Monday, April 04, 2011

Obama Nominates Out Lesbian As Federal Judge

Alison Nathan, has becomes Obama's first
 out lesbian federal judicial nominee
The Obama administration has nominated the third openly LGBT person to the federal bench: Alison (Ali) Nathan. Nathan, a former associate White House counsel, joins J. Paul Oetken and Edward Dumont as openly gay Obama judicial nominees. Currently, there is currently one openly gay federal judge on the bench, African American lesbian Deborah Batts.

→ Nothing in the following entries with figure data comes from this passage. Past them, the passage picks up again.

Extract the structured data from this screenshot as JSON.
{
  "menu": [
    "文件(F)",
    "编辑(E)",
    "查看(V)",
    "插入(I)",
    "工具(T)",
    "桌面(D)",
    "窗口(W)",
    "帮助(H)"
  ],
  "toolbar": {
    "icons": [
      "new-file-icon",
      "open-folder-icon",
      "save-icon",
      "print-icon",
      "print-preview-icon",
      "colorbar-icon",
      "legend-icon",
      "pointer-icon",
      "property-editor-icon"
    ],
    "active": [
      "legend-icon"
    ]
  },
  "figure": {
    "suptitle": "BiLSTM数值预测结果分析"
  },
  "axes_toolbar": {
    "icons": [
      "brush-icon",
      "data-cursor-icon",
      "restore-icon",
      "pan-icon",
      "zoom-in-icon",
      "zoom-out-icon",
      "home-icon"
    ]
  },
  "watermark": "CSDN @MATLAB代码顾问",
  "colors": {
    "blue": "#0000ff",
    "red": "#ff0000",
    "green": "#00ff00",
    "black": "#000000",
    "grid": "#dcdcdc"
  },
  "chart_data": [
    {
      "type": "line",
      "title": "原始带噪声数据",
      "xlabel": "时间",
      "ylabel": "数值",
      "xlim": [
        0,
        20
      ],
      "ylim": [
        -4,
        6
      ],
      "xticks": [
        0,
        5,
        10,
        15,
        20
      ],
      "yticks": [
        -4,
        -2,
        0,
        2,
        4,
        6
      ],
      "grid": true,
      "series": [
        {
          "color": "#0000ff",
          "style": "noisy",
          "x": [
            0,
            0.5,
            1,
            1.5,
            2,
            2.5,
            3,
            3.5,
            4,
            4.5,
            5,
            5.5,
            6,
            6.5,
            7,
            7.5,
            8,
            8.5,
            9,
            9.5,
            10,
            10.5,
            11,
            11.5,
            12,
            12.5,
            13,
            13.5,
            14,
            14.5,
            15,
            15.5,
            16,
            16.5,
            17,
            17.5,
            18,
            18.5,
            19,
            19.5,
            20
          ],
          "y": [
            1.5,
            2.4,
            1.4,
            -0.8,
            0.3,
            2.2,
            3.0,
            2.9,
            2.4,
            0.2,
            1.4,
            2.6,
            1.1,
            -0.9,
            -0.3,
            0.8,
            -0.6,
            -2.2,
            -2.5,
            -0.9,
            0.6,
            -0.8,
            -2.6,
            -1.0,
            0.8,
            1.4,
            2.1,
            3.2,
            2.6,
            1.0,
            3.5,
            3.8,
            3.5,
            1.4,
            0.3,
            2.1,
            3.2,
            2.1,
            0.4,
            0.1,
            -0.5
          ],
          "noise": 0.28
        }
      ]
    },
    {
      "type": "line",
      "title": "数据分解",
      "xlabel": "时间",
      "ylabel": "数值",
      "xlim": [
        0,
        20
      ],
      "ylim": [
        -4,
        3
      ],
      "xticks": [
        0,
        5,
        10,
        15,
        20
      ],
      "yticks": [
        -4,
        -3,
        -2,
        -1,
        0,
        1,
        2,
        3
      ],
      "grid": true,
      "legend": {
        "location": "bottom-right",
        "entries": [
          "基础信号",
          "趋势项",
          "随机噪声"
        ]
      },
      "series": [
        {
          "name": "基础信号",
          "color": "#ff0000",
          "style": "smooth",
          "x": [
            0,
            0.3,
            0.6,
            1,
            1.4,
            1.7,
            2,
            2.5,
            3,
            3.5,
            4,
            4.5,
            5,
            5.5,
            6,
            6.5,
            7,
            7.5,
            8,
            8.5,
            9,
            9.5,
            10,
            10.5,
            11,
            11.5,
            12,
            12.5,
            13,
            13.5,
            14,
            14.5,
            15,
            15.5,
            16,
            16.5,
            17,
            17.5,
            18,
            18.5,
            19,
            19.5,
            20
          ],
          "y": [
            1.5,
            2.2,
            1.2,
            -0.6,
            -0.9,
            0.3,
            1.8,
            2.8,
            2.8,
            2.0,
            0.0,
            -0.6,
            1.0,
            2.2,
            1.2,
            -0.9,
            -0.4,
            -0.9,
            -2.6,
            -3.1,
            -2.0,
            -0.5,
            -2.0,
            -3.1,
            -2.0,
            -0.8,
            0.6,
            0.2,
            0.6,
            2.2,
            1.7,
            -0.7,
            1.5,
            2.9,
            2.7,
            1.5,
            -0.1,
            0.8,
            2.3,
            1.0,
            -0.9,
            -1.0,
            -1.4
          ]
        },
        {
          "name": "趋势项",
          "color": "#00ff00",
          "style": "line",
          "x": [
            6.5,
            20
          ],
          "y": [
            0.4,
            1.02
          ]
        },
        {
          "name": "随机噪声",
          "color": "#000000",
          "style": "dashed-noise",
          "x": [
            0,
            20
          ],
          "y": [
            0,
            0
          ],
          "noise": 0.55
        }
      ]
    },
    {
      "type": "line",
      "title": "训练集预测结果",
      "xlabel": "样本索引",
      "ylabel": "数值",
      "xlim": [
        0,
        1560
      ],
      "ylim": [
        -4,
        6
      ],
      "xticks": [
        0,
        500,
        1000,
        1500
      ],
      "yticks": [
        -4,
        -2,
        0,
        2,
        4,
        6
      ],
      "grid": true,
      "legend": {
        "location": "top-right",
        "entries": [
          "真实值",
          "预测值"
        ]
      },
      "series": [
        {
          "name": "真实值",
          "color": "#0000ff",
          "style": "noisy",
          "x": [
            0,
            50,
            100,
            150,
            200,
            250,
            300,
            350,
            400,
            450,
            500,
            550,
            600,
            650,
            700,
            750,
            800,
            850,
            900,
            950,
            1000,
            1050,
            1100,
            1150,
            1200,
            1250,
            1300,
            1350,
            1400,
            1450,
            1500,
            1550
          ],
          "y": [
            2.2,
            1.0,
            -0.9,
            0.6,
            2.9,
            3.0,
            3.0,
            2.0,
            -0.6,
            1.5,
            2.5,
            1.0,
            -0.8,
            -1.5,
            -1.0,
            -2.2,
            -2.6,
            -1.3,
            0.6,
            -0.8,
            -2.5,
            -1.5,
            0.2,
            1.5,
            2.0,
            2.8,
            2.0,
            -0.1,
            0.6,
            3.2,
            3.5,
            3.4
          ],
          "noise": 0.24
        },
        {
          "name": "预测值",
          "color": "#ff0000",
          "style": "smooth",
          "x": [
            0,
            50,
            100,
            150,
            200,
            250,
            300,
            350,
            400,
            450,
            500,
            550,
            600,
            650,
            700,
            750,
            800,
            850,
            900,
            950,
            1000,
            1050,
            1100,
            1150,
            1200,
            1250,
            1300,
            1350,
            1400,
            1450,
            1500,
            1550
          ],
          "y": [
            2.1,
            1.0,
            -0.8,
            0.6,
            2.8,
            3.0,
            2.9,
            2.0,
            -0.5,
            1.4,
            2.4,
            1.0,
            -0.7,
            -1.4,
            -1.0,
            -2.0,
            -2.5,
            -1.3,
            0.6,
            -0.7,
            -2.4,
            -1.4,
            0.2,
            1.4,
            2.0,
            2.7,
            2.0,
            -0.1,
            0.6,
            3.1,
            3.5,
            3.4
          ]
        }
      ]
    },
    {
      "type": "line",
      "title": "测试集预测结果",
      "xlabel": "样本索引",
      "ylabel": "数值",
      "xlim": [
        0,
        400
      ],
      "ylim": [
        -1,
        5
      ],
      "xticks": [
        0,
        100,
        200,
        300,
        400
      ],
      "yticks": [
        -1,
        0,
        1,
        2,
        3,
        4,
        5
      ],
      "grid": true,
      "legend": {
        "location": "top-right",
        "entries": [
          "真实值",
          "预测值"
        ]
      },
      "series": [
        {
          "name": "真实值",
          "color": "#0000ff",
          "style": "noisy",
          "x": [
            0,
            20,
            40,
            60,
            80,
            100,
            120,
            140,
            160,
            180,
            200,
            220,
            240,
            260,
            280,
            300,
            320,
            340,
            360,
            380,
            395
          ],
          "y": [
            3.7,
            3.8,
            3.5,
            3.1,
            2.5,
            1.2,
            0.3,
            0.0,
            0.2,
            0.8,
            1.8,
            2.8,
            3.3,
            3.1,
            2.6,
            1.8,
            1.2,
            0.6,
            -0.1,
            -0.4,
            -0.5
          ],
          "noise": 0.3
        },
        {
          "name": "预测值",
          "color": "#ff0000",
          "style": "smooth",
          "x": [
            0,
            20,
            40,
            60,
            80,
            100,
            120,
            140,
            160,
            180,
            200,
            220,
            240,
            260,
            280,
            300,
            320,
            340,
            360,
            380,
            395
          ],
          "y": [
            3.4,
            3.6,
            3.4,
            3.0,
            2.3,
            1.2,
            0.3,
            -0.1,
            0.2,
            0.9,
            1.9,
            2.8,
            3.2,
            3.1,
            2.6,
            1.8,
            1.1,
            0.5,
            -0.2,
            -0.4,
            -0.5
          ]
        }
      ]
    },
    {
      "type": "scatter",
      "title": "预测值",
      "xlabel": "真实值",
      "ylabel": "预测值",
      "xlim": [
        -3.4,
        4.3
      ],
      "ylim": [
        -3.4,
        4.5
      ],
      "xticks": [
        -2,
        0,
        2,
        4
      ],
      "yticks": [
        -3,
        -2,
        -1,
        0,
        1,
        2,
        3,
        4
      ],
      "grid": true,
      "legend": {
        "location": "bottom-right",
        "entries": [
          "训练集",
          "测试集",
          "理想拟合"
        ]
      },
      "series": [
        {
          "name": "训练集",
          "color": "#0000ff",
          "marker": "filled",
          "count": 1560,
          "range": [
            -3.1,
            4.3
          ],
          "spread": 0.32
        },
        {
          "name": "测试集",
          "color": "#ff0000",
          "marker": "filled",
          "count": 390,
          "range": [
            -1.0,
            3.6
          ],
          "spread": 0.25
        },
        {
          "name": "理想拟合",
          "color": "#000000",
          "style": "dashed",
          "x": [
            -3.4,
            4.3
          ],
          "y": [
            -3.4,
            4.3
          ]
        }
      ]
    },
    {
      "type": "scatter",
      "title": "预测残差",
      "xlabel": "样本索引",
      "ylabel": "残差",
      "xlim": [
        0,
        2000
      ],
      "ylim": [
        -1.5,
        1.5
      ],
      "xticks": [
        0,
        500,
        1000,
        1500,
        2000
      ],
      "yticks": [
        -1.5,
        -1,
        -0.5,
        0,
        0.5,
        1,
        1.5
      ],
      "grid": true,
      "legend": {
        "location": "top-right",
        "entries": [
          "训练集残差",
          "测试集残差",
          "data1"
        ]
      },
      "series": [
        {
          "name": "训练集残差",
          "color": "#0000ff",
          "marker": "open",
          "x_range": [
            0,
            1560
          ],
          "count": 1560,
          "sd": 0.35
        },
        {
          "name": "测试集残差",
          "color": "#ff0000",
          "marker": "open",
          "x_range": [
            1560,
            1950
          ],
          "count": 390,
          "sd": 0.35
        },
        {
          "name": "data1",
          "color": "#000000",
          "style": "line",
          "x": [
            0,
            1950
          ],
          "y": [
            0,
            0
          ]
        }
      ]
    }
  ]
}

Here is what the official White House announcement of the Nathan judicial nomination looked like:
Alison J. Nathan:  Nominee for the United States District Court for the Southern District of New YorkAlison J. Nathan currently serves in the Office of the Attorney General of the State of New York as Special Counsel to the Solicitor General, a position she has held since 2010.  From 2009 to 2010, Nathan served as a Special Assistant to President Obama and an Associate White House Counsel.  Prior to joining government service, she spent a number of years as an academic, first as a Visiting Assistant Professor of Law at Fordham University Law School from 2006 to 2008 and later as a Fritz Alexander Fellow at New York University School of Law from 2008 to 2009.  From 2002 to 2006, Nathan was an associate in the New York and Washington, D.C. offices of Wilmer Cutler Pickering Hale and Dorr.  Nathan served as a law clerk for the Honorable John Paul Stevens of the Supreme Court of the United States from 2001 to 2002 and as a law clerk to the Honorable Betty B. Fletcher of the Ninth Circuit Court of Appeals from 2000 to 2001.  Nathan received her J.D., magna cum laude, in 2000 from Cornell Law School, where she was Editor-in-Chief of the Cornell Law Review.  She received her B.A. in 1994 from Cornell University.
It should be noted that these are some of the only openly LGBT judicial nominees in history. J. Paul Oetken is the first openly gay man to be nominated for the federal judiciary, which are lifetime appointments. None of these appointments are at the appellate court level, yet, but hopefully that will happen soon, or at the very least during Obama's second term.